Radio Metal: Você poderia fazer uma obra de arte em um disco do Metallica?
Chloé Trujillo: Para mim, isso é possível. Se me perguntarem, vou dizer que sim, mas eu não quero extrapolar nas coisas. Eu não sou oportunista, mas se a ideia vier deles, eu nunca vou dizer não, seria uma grande honra. Recentemente, desenhei duas palhetas novas para Robert, ele me disse que precisava de algo novo e por isso ele queria saber se eu poderia projetá-las. Realmente me agradou muito! Esse cara é alguém que eu conheço há anos, ele sabe que eu sou uma artista, mas foi só para esta ocasião que ele me pediu para fazer isso.

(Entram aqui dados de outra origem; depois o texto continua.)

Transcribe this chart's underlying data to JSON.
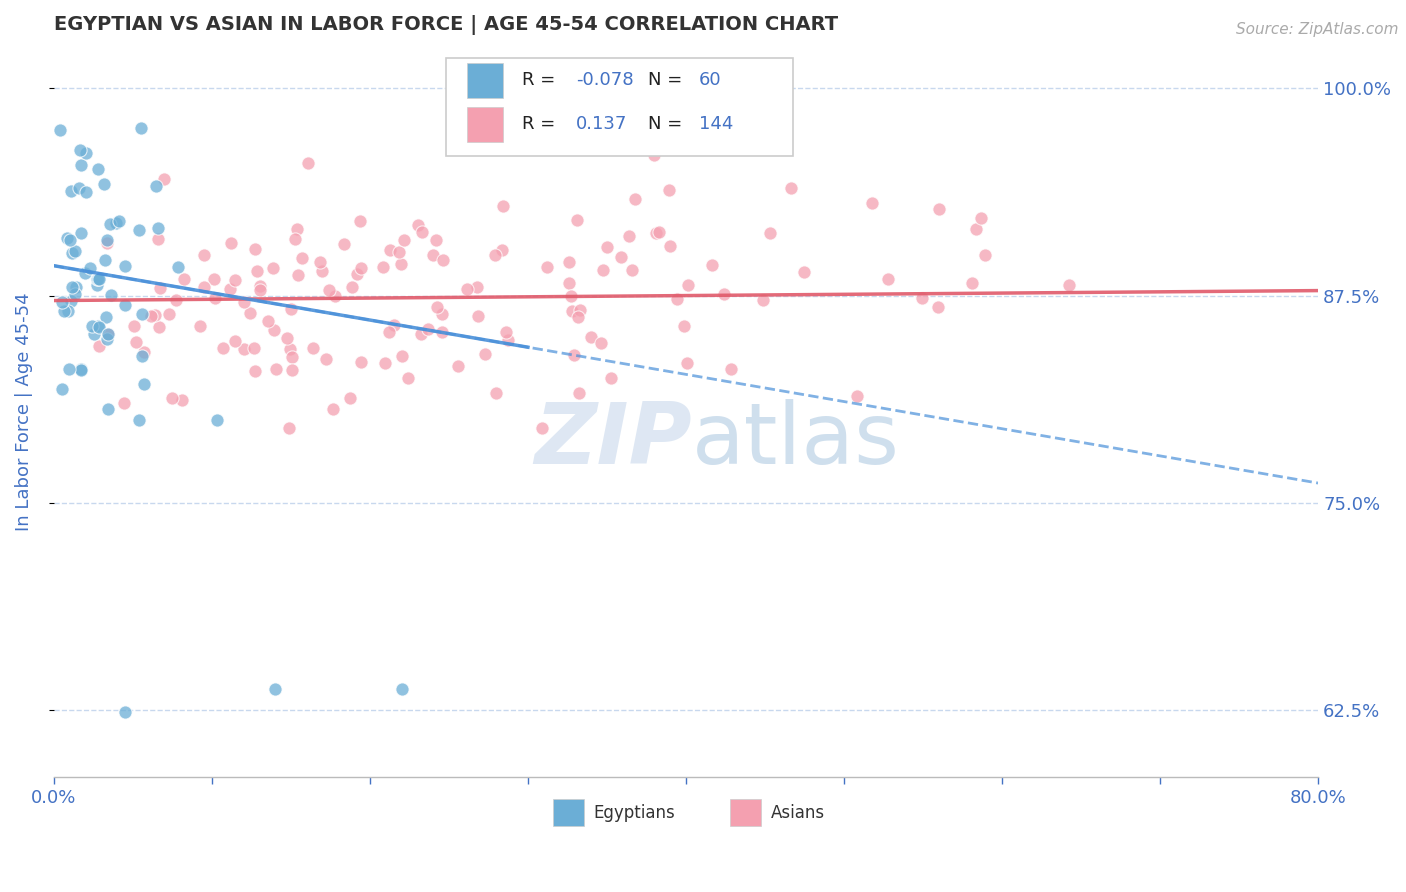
{
  "title": "EGYPTIAN VS ASIAN IN LABOR FORCE | AGE 45-54 CORRELATION CHART",
  "source": "Source: ZipAtlas.com",
  "ylabel": "In Labor Force | Age 45-54",
  "xlim": [
    0.0,
    0.8
  ],
  "ylim": [
    0.585,
    1.025
  ],
  "yticks": [
    0.625,
    0.75,
    0.875,
    1.0
  ],
  "ytick_labels": [
    "62.5%",
    "75.0%",
    "87.5%",
    "100.0%"
  ],
  "xticks": [
    0.0,
    0.1,
    0.2,
    0.3,
    0.4,
    0.5,
    0.6,
    0.7,
    0.8
  ],
  "R_egyptian": -0.078,
  "N_egyptian": 60,
  "R_asian": 0.137,
  "N_asian": 144,
  "dot_color_egyptian": "#6baed6",
  "dot_color_asian": "#f4a0b0",
  "line_color_egyptian": "#4a90d9",
  "line_color_asian": "#e05a6a",
  "axis_color": "#4472c4",
  "grid_color": "#c8d8ee",
  "background_color": "#ffffff",
  "seed": 42,
  "eg_trend_x0": 0.0,
  "eg_trend_y0": 0.893,
  "eg_trend_x1": 0.8,
  "eg_trend_y1": 0.762,
  "as_trend_x0": 0.0,
  "as_trend_y0": 0.872,
  "as_trend_x1": 0.8,
  "as_trend_y1": 0.878
}
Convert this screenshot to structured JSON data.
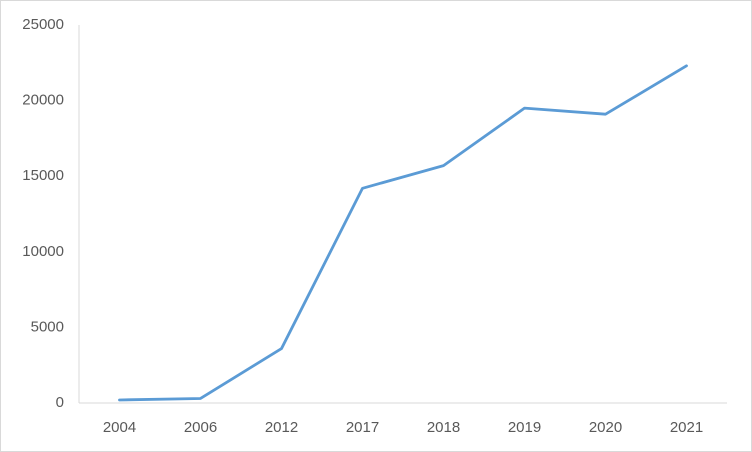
{
  "chart_data": {
    "type": "line",
    "categories": [
      "2004",
      "2006",
      "2012",
      "2017",
      "2018",
      "2019",
      "2020",
      "2021"
    ],
    "values": [
      200,
      300,
      3600,
      14200,
      15700,
      19500,
      19100,
      22300
    ],
    "color": "#5b9bd5",
    "ylim": [
      0,
      25000
    ],
    "yticks": [
      0,
      5000,
      10000,
      15000,
      20000,
      25000
    ],
    "grid": false
  }
}
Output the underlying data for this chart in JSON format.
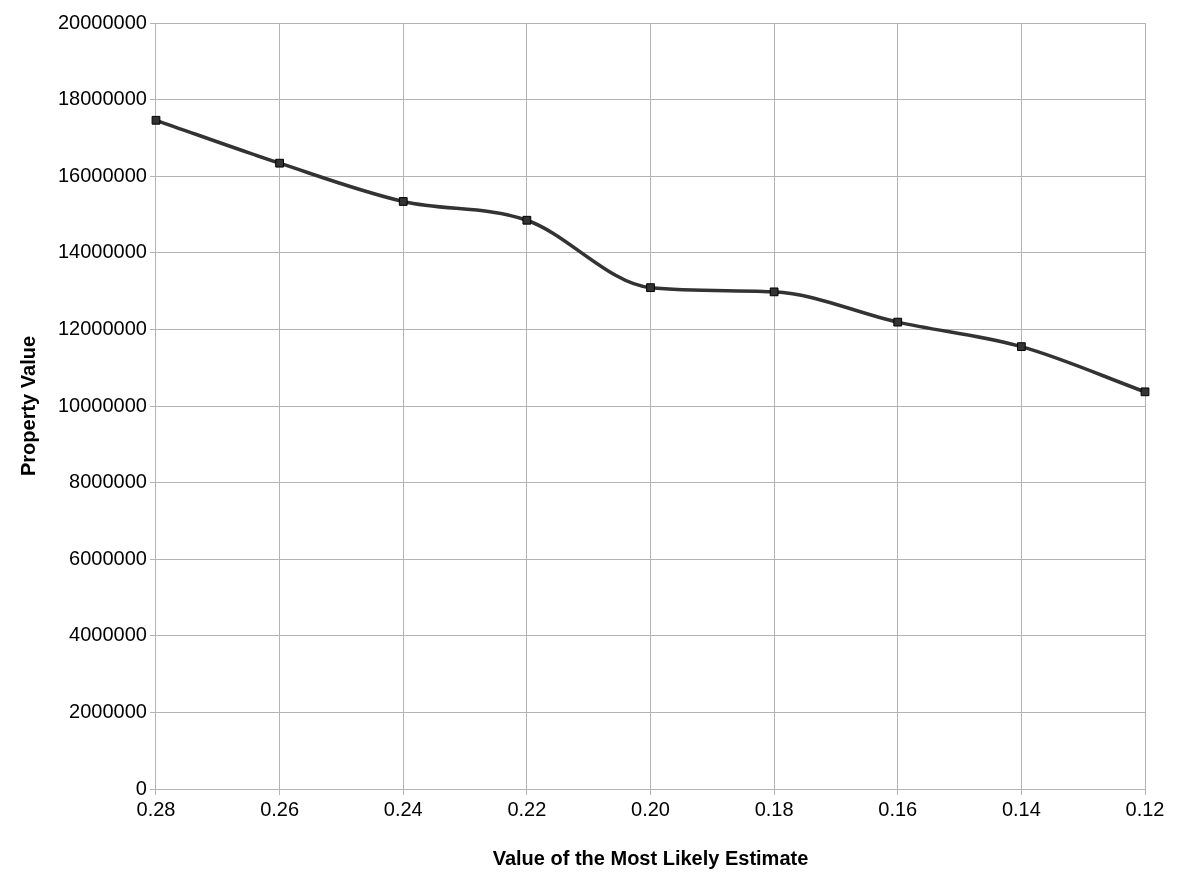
{
  "chart_data": {
    "type": "line",
    "xlabel": "Value of the Most Likely Estimate",
    "ylabel": "Property Value",
    "categories": [
      "0.28",
      "0.26",
      "0.24",
      "0.22",
      "0.20",
      "0.18",
      "0.16",
      "0.14",
      "0.12"
    ],
    "series": [
      {
        "color": "#333333",
        "values": [
          17460000,
          16340000,
          15340000,
          14850000,
          13090000,
          12980000,
          12190000,
          11550000,
          10370000
        ]
      }
    ],
    "ylim": [
      0,
      20000000
    ],
    "yticks": [
      0,
      2000000,
      4000000,
      6000000,
      8000000,
      10000000,
      12000000,
      14000000,
      16000000,
      18000000,
      20000000
    ],
    "grid": true,
    "legend": false,
    "marker": "square",
    "line_style": "solid"
  }
}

Eu nunca fui forçada em nada, se eles me perguntassem eu aceitaria com prazer: Eu gosto quando as coisas vêm naturalmente.
Radio Metal: Antes de ingressar na banda de Ozzy e depois no Metallica, Robert ficou conhecido por causa de sua linha de slap no baixo, e seu lado funky: ele foi um dos mais renomados músicos de funk-metal no baixo. Já tem algum tempo que não ouvimos ele fazendo esse tipo de linha: você sabe como ele se sente sobre isso? Será que ele sente falta de sua pegada e que gostaria de reintroduzi-la em seu modo de tocar?
Chloé Trujillo: Ele está muito feliz de estar no Metallica. Todos os caras se dão muito bem juntos, está tudo bem, mas é verdade que quando ele toca em casa, suas linhas de funk sempre saem: Eu acho que ele sente falta. Eu imagino que o Metallica irá certamente escrever um novo álbum, mas eu não sei exatamente quando: Eu não estou na banda para saber o que está acontecendo. No entanto, cada vez que isso acontece, Robert é bem participativo, gosta de escrever muito, e eu sei que ele ama tudo que tem um lado "funky". Ele ouve metal, diferentes bandas, mesmo as novas, mas ele não esquece suas raízes. Eu sei que quando ele está com seu baixo, ele interpreta o máximo de linhas de funk: é algo que ele tem de fato nele.